O relatório técnico destaca que, ao lado do Distrito Federal e de Santa Catarina, Goiás obteve reduções anuais consecutivas e ininterruptas na taxa de letalidade entre os anos de 2019 e 2024. O dado demonstra a sustentabilidade das ações operacionais, sem as oscilações estatísticas comuns observadas nos demais estados.

“Essa queda contínua de homicídios é fruto de um trabalho incansável de integração das forças de segurança, além de investimento em pessoal, inteligência e infraestrutura”, declarou o governador Daniel Vilela.

Os dados oficiais consolidados pelo Atlas da Violência 2026 revelam que a Região Centro-Oeste vive duas realidades distintas na segurança pública. Entre as quatro Unidades da Federação que compõem o Centro-Oeste, apenas duas conseguiram diminuir a criminalidade violenta.
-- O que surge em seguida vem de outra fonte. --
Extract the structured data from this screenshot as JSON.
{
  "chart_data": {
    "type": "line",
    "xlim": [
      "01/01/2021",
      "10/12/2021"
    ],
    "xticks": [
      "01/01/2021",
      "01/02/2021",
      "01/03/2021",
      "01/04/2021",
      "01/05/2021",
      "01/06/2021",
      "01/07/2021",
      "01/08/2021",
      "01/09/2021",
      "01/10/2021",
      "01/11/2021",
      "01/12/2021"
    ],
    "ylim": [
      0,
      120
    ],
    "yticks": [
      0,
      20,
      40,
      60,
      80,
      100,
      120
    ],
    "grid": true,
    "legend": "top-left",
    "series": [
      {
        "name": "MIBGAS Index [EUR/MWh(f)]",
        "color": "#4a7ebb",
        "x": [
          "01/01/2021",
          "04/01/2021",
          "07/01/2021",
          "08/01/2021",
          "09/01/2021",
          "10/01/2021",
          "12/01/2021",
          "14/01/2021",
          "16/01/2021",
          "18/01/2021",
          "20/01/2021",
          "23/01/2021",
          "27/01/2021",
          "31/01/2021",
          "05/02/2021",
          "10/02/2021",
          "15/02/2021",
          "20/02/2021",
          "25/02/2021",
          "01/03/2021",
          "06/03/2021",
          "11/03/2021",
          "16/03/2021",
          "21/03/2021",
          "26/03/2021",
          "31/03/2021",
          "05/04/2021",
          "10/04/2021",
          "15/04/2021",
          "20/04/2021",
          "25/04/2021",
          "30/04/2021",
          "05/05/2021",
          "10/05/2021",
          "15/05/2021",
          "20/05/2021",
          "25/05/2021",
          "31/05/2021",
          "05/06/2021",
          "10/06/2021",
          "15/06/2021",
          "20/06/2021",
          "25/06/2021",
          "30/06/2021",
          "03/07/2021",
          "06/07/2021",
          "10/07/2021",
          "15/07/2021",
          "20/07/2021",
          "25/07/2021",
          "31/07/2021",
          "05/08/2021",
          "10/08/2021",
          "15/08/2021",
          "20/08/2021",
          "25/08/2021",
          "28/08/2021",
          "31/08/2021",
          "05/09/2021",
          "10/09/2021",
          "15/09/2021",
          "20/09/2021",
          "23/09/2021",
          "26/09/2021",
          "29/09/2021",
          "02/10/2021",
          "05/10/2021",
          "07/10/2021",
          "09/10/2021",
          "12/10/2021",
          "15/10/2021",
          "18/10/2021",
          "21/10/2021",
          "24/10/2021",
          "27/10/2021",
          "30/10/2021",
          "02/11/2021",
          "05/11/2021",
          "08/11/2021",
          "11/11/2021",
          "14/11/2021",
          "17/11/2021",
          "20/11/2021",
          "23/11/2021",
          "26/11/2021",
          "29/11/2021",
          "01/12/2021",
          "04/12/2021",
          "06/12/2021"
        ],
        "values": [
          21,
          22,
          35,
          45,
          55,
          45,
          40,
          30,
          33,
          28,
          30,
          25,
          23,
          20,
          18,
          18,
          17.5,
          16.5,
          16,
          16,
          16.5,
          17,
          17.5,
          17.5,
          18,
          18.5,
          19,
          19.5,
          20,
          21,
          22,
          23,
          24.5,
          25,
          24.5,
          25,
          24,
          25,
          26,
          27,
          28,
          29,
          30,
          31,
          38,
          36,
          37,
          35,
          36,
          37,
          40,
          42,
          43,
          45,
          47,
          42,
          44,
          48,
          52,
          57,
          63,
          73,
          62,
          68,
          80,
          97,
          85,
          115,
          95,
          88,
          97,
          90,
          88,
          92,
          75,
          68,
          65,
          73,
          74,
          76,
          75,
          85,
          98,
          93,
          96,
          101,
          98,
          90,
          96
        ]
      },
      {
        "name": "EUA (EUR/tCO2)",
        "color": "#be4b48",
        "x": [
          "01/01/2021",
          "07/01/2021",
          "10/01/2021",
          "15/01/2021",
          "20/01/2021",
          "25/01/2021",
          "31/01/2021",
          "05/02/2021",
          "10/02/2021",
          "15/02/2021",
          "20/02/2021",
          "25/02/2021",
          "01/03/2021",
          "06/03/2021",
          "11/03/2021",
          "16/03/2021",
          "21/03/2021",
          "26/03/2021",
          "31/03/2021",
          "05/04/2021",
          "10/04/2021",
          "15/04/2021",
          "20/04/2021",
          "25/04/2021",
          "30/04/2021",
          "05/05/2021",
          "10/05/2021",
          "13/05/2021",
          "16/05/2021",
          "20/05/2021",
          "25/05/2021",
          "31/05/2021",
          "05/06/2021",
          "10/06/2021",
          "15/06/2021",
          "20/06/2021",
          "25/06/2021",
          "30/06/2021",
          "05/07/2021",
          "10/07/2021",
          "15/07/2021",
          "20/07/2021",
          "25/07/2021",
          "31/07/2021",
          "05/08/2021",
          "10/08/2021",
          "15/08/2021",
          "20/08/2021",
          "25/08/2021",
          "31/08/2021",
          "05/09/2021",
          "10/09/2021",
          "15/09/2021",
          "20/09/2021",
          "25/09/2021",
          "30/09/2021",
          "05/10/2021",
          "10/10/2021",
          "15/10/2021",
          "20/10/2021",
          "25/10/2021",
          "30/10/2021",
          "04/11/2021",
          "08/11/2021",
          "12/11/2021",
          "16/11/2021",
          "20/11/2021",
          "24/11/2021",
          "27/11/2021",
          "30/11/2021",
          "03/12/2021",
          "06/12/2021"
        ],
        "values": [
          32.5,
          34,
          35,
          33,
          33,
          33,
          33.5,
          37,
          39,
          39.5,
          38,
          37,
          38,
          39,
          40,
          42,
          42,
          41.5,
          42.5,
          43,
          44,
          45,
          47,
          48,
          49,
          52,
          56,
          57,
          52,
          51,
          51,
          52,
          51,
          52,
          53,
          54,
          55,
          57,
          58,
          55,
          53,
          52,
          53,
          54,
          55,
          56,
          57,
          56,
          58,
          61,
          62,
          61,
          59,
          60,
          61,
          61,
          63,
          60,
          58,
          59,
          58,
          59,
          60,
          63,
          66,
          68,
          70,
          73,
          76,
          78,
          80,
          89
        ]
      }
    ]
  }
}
Enquanto o Distrito Federal recuou 38% (de 16,6 para 10,3) na taxa de homicídios registrados por 100 mil habitantes, Goiás atingiu 43% (caindo de 32,3 para 18,4) nos últimos cinco anos. Dessa forma, Goiás desponta na região Centro-Oeste como a principal força na contenção do crime e na preservação de vidas.

Na outra ponta, estados vizinhos enfrentaram forte agravamento da violência letal. Mato Grosso teve aumento de 14,1% (salto de 25,5 para 29,1), enquanto Mato Grosso do Sul registrou alta de 1,1% na taxa de homicídios (oscilação de 18,1 para 18,3).

Para o secretário de Estado da Segurança Pública, Renato Brum dos Santos, os dados consolidam a maturidade das diretrizes adotadas no território goiano. “A redução chancelada de forma independente pelo Atlas da Violência 2026 é o reflexo direto de um exitoso modelo de gestão”, disse.